Similarly, in Utah v. Strieff (2016), the Court declined to apply the exclusionary rule to an officer who found drugs on man during a search incident to arrest, even though the encounter began with an unlawful stop. After the stop, the officer asked the man for his license, ran him through a police database, and found an outstanding warrant for a traffic violation. In holding (over a vigorous dissent) that the discovery of the warrant attenuated the taint of the unlawful stop, Justice Thomas emphasized that “there is no indication that this unlawful stop was part of any systemic or recurrent police misconduct.” Never mind that such systemic evidence is not typically uncovered during criminal cases.
Within the Trump presidency, these narratives — that racial discrimination is a historical and dwindling problem, that police misconduct is isolated and insignificant — are articles of faith. They are driving policy. Five weeks into the new administration, the Department of Justice withdrew the intentional discrimination claim from its challenge to Texas’s voter ID law. Last week, Attorney General Jeff Sessions ordered a review of all “existing or contemplated consent decrees” with law enforcement agencies and tried to back out of the decree DOJ already signed with Baltimore, over the city’s opposition. He has lamented that “law enforcement as a whole has been unfairly maligned and blamed for the unacceptable deeds of a few bad actors,” and promised to “pull back” on investigating systemic misconduct.
How will the courts and the American people respond? The answer will determine whether constitutional protections for the most vulnerable among us contract or expand.
With respect to discrimination, it is possible that the Trump presidency will be a wake-up call. Given the nativist overtones of his campaign and his administration’s signature policies — from the Muslim ban to an immigration crackdown that equates being a foreign-born minority with criminality — Trump has exploded the fiction that we live in a post-racial society.

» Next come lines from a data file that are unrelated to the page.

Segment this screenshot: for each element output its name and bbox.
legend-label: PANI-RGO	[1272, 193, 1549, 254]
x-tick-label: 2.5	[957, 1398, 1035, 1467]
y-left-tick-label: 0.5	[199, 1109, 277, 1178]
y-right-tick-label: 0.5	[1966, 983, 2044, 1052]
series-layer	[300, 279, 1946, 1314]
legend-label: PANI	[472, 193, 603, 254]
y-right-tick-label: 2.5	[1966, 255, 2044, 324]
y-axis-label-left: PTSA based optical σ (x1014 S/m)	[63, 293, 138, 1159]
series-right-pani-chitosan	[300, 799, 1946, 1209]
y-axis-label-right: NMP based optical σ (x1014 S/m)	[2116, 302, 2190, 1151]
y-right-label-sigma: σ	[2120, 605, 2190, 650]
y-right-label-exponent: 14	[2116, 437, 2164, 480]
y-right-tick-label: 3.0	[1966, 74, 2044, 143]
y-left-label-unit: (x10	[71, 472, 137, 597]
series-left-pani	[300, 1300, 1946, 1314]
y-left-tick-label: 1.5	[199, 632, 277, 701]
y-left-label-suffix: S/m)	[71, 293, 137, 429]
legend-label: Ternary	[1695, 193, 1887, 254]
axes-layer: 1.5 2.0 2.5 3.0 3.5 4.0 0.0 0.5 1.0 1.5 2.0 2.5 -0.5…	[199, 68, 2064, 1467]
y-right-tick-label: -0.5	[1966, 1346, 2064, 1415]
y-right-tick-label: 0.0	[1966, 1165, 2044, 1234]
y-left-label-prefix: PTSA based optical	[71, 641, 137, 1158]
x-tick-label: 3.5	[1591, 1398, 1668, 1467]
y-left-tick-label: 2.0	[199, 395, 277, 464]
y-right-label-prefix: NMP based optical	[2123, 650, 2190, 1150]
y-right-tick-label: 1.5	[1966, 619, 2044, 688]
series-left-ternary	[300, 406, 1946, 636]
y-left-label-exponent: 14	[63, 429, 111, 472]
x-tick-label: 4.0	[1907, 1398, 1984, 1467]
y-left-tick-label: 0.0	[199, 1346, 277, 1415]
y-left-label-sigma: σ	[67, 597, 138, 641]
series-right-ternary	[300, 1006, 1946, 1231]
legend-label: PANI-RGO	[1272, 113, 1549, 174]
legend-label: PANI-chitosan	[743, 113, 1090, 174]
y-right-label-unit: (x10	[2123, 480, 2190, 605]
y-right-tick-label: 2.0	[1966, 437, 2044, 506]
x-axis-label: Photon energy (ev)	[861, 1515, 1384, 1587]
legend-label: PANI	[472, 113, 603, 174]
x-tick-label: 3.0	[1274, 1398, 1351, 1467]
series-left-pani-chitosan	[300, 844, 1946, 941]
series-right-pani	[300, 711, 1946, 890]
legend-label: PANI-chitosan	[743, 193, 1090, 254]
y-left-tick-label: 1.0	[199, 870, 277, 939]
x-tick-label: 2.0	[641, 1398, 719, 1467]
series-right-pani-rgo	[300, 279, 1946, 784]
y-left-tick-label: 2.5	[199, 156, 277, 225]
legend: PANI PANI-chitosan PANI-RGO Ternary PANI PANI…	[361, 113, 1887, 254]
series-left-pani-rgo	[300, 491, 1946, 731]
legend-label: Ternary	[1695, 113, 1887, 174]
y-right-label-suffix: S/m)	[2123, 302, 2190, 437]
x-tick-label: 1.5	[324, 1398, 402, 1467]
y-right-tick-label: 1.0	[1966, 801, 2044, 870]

With respect to criminal justice, the courts will have to confront the reality that the federal government is getting out of the business of constitutional enforcement. In a world without DOJ pattern-or-practice investigations, private litigation becomes even more important. To make constitutional rights meaningful, courts may have to lift the procedural barriers they have imposed to standing, class action certification and Section 1983 suits. And they may also have to rethink their cramped substantive reading of constitutional rights. In Strieff, the Solicitor General’s Office invoked the Civil Rights Division’s pattern-or-practice docket as a reason not to apply the exclusionary rule in that case; suppression was unnecessary, given that DOJ could investigate and seek institutional reform of systemic misconduct. That argument is off the table.
The courts are already proving a check on the new administration and its central narratives. They have enjoined both of President Trump’s attempts to bar refugees and Muslims from the country, entered the consent decree in Baltimore and ruled that Texas intentionally discriminated based on race with its voter ID law and its congressional redistricting plan. The question is what lasting changes to constitutional law will result as the courts and the people react to the administration over the next four years.